Donaldson was first introduced to the world of technology through her father, a mechanical engineer. “He really wanted us to be astronauts, so he bought us one of the first home computers called the VIC-20,” she said, adding, “There is something about a girl having her father’s permission to pursue a male-dominated world that helps a lot.”
Donaldson shared a talent and affinity for math and studied it at the University of California, Berkeley, where she also learned coding.
She explained, “I went to Cal thinking I would major in math, but I took as many coding classes as I could just because it was on the rise. It wasn’t super popular yet, but people were starting to code.”
However, the courses were dominated by men. “I was usually the only woman in my math and coding classes,” she said.
Donaldson experienced this further when she interned for the Chief Aerodynamics Scientist at NASA. “I walked into the aerodynamics building, and they didn’t have any other women except the secretaries. They were so excited I was there because it meant they could finally be part of the co-ed softball league.”
Years later, Donaldson still sees the same phenomenon at M-A. She said, “My classes are still easily two-thirds men. I don’t know why that is.”

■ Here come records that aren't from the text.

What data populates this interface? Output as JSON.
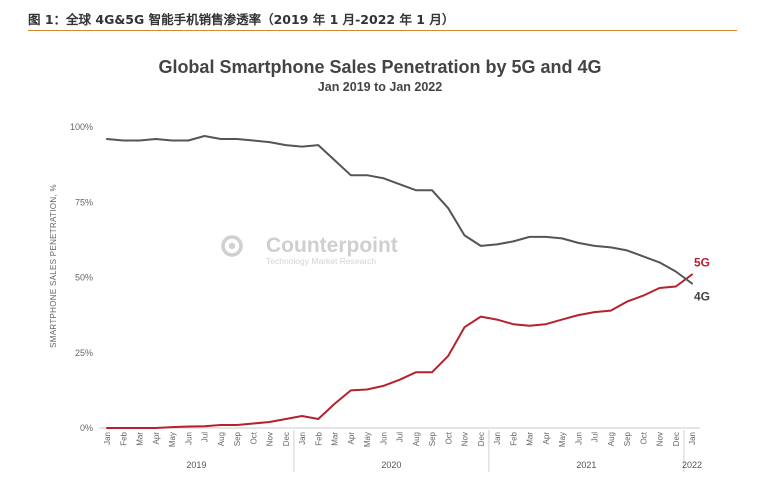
{
  "caption": "图 1：全球 4G&5G 智能手机销售渗透率（2019 年 1 月-2022 年 1 月）",
  "watermark": {
    "name": "Counterpoint",
    "tagline": "Technology Market Research"
  },
  "chart_data": {
    "type": "line",
    "title": "Global Smartphone Sales Penetration by 5G and 4G",
    "subtitle": "Jan 2019 to Jan 2022",
    "ylabel": "SMARTPHONE SALES PENETRATION, %",
    "xlabel": "",
    "ylim": [
      0,
      100
    ],
    "yticks": [
      0,
      25,
      50,
      75,
      100
    ],
    "ytick_labels": [
      "0%",
      "25%",
      "50%",
      "75%",
      "100%"
    ],
    "grid": false,
    "categories": [
      "Jan",
      "Feb",
      "Mar",
      "Apr",
      "May",
      "Jun",
      "Jul",
      "Aug",
      "Sep",
      "Oct",
      "Nov",
      "Dec",
      "Jan",
      "Feb",
      "Mar",
      "Apr",
      "May",
      "Jun",
      "Jul",
      "Aug",
      "Sep",
      "Oct",
      "Nov",
      "Dec",
      "Jan",
      "Feb",
      "Mar",
      "Apr",
      "May",
      "Jun",
      "Jul",
      "Aug",
      "Sep",
      "Oct",
      "Nov",
      "Dec",
      "Jan"
    ],
    "year_groups": [
      {
        "label": "2019",
        "count": 12
      },
      {
        "label": "2020",
        "count": 12
      },
      {
        "label": "2021",
        "count": 12
      },
      {
        "label": "2022",
        "count": 1
      }
    ],
    "series": [
      {
        "name": "5G",
        "color": "#b5222e",
        "values": [
          0,
          0,
          0,
          0,
          0.3,
          0.5,
          0.6,
          1,
          1,
          1.5,
          2,
          3,
          4,
          3,
          8,
          12.5,
          12.8,
          14,
          16,
          18.5,
          18.5,
          24,
          33.5,
          37,
          36,
          34.5,
          34,
          34.5,
          36,
          37.5,
          38.5,
          39,
          42,
          44,
          46.5,
          47,
          51
        ]
      },
      {
        "name": "4G",
        "color": "#555555",
        "values": [
          96,
          95.5,
          95.5,
          96,
          95.5,
          95.5,
          97,
          96,
          96,
          95.5,
          95,
          94,
          93.5,
          94,
          89,
          84,
          84,
          83,
          81,
          79,
          79,
          73,
          64,
          60.5,
          61,
          62,
          63.5,
          63.5,
          63,
          61.5,
          60.5,
          60,
          59,
          57,
          55,
          52,
          48
        ]
      }
    ]
  }
}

Donaldson hopes female students are not intimidated by the course. “The average scores for the women in my classes are a standard deviation above the men’s scores,” she said. “As a rule, women do really well in the class.”
She also wants students to understand that taking computer science does not mean you have to become a computer scientist, but it will provide you with a helpful skill set for many different professions. She said, “Whatever job you choose to pursue, you will be coming in with a wider skill set than most. In most fields nowadays, having a little bit of coding knowledge absolutely gives you a leg up.”
Fronk’s passion for teaching computer science stemmed from her own academic experience. “I started out as an electrical engineering major in college, which at the time had the least number of females than any other engineering field,” she explained, noting that she quickly decided that was not something she wanted to pursue.
“I was sitting in a lecture and I was one of two girls out of about 100 students,” she described. “I turned to the guy sitting next to me, and he was playing video games while the lecture was happening. I asked him a super simple question like ‘What is the homework assignment?’ and he looked at me, didn’t say anything, and then went back to playing his video games.”
Fronk was determined to ensure that this discrimination didn’t happen at M-A, so when she and Donaldson started at the school in 2014, the pair worked together to develop an inclusive and welcoming program.
She advised, “Don’t be afraid to try. CS is challenging, but I do think that the teachers here, like Ms. Donaldson, are so kind and willing to work with you. If you are up for the challenge, there’s lots of support here.”
Donaldson and Fronk’s stories reflect that discrimination is still prevalent in STEM, but they also serve as a reminder to all young women that they are capable of achieving success in any field they desire.
Donaldson and Fronk have created an inclusive computer science community and continue to inspire every student to reach their coding goals, in the hopes of a future that sees gender parity in professional and academic spaces that women were historically discouraged from.